Warum schlägt dein Herz so langsam?
Sag nichts, ich weiß es doch schon lange.
Mit meinen Kinderfingern fahre ich durch deine erdigen Stoppelhaare, sie vibrieren unter meinen Händen, doch fassen kann ich diesen vergrauten Rasen nicht. Deine Haare, kein Wind wird sich darin verfangen, deine so langen Haare, sie fielen dir aus.
Aber sie sind nicht wegen deines ansteigenden Alters ausgefallen, nicht wahr, Mama?
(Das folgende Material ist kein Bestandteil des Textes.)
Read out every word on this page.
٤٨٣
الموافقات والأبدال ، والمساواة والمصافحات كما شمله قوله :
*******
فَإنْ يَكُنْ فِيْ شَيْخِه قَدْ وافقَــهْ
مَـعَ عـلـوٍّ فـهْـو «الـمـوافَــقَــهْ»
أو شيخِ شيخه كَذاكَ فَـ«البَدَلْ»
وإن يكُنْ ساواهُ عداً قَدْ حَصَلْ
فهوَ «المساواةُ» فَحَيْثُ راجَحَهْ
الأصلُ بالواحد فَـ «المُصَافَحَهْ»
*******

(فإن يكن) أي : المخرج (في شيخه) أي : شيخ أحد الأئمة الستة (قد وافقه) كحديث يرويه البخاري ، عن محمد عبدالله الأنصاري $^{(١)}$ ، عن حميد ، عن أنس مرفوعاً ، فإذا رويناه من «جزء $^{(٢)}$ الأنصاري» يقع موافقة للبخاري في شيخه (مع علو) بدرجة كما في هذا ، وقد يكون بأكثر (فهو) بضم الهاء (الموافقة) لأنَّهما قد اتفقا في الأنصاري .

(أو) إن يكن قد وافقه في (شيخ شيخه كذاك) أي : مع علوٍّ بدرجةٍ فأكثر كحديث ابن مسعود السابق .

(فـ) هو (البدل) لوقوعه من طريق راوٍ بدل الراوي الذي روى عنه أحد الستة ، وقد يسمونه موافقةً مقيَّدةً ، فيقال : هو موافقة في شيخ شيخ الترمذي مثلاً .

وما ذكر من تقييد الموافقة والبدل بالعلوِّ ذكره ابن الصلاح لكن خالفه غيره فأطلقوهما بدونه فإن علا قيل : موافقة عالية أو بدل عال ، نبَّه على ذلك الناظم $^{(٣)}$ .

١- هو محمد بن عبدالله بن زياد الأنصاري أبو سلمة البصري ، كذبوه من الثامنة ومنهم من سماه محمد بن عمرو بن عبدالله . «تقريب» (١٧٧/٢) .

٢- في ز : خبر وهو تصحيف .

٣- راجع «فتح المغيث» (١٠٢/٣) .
Dein Lavaherz, es schlägt kaum noch. Wird es versteinern und zerbröckeln wie der Rest von dir? Deine erdige Haut verwandelt sich langsam in Stein, und sie reißt so langsam wie ein Damm. Diese brennende Flut würde mich in Trauer ertrinken lassen, doch dein flammendes Blut wird mir keine Zeit lassen, zu trauern.

Ich höre dein erschütterndes Beben, nachts werde ich von deinem Schluchzen geweckt. Doch wenn ich mich zu dir setze, wenn ich mir die Zeit nehme, dann lächelst du mich tapfer an, als wärst du innerlich nicht tot. Dann schenkst du mir die Ruhe, zu atmen und fängst mich selbstlos auf, wenn ich alle meine alltäglichen Sorgen, meinen gesamten Stress in dich hineinschreie.

Du wirst mich weiterhin mit Leben versorgen, du wirst weiterhin alles für mich geben, während ich mich dafür entscheide, gegen deinen ansteigenden Fieberkrampf nichts zu unternehmen.
Denn ich fahre lieber mit dem Auto, als das kurze Stück zu Fuß zu gehen.
Ich entscheide mich für Plastik, kralle meine Finger in die billige Kleidung, kaufe sie schnell, denn die nächste Kollektion kommt zugleich.
Ich rede mir ein, dass ich Palmöl wähle, weil es besser schmeckt, weil es doch eh nachhaltig angepflanzt wird. Und die Werbung, mit Erleichterung lasse ich mich blenden.
Ich glaube ihr, wenn sie dich liftet und schminkt, wenn sie mir verkaufen will, dass du doch so gesund bist, und dass die Gefahr, dich zu Tode zu wirtschaften, diese Gefahr doch nur eine falsche Nachricht ist. Alles fake.
Wenn deine Schminke dann verläuft und die grünen Lügen sichtbar werden, schockiert mich die Wahrheit so lange, bis ich wieder den bequemeren Weg wähle.

Aber das ist jetzt vorbei.

Denn ich weiß es ja, muss nur das Wetter beobachten und spüre es mit meinem gesamten Körper, wie du langsam stirbst. Die Tränen auf meinen Wangen retten mich nicht, rechtfertigen mich nicht, solange ich mich wie ein egoistisches Einzelkind aufführe, dass seiner selbstlosen Mama endlos das Geld aus den Adern pumpt, weil es nie gelernt hat, zufrieden zu sein. Weil ich nie gelernt habe, dich wertzuschätzen, nicht alles als selbstverständlich zu betrachten und dir etwas zurückzugeben.

Mama. Für ein Danke ist es jetzt zu spät, doch du sollst wissen, dass ich dich schätze, dass ich dich bewundere und dass ich dich retten werde, damit ich nicht die letzte Generation bin, die eine selbstlose Liebe erfährt.

Ich habe den Arzt schon angerufen. Er heißt Veränderung. Ich denke, er wird uns beiden helfen können.